The border was closer than anticipated, just over the next hill she had a full view from about three blocks away. Harriet lay down in the brush taking note of the defenses. Stone barricades for miles in both directions, with one sheet metal building at the side of the road with a little wooden arm blocking the street.
She whispered to herself, “I guess massacres do work. People must’ve stopped coming.”

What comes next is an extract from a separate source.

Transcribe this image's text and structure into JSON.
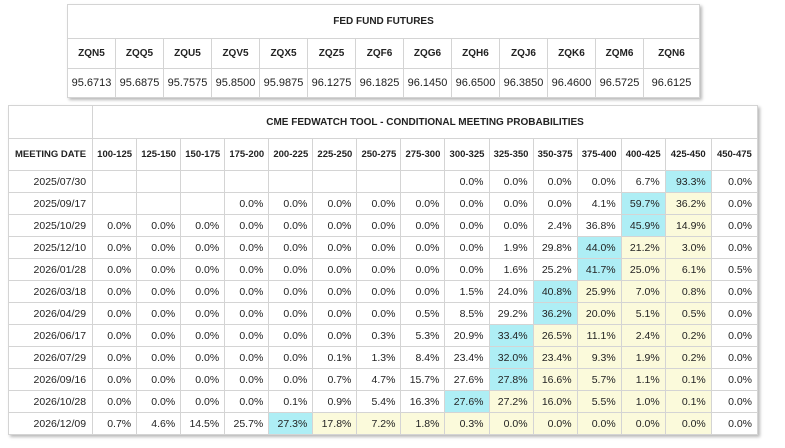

Not to mention It looked like nobody was there unless the entire garrison was held up inside the metal building. Harriet shrugged it off, plan A was to try and go in legally, if she was rejected, and not shot, then plan B was to sneak across. As she went to get up her back screamed. Her head went light again. She lost her footing, sending her tumbling down the hill head first. Harriet landed at the bottom of the hill flat on her back. She nearly screamed but stifled it while frantically getting to her feet. Limping, she headed to the building.
The closer it got the more something felt off. God knows that building doesn’t have central air, and she didn’t hear a window air conditioner. As she approached the door an awful stench hit her nose. Her heart raced, blood rushed through her ears again, and her breathing became quick and shallow. Harriet grabbed the knob, hesitated, then threw the door open.
Inside leaning back on a wooden chair was a bloated body with no face. Stale blood and brains covered the ceiling, walls, and floor. It was like someone had blown up an expired watermelon all over the room. The instrument used to make this wonderful piece of modern art lay on the ground barrel facing the door. Harriet dry heaved once, then she threw up Spam down the side wall.
Harriet stumbled away from the building, her vision beginning to darken. Not again NOT AGAIN! Using one of the barricades to steady herself she closed her eyes attempting to take deep breaths. With every inhale rot filled her lungs, it took everything she had not to pass out or throw up again. After what felt like three hours, she opened her eyes. Nobody was there. Why was nobody there? Tremors ravaged her body, and she waited for the tears to come. When they didn’t she laughed. Her eyes found the building housing the faceless man again, and the gun pointed at the door like an invitation. Harriet began to laugh harder as she traced her steps back to the room.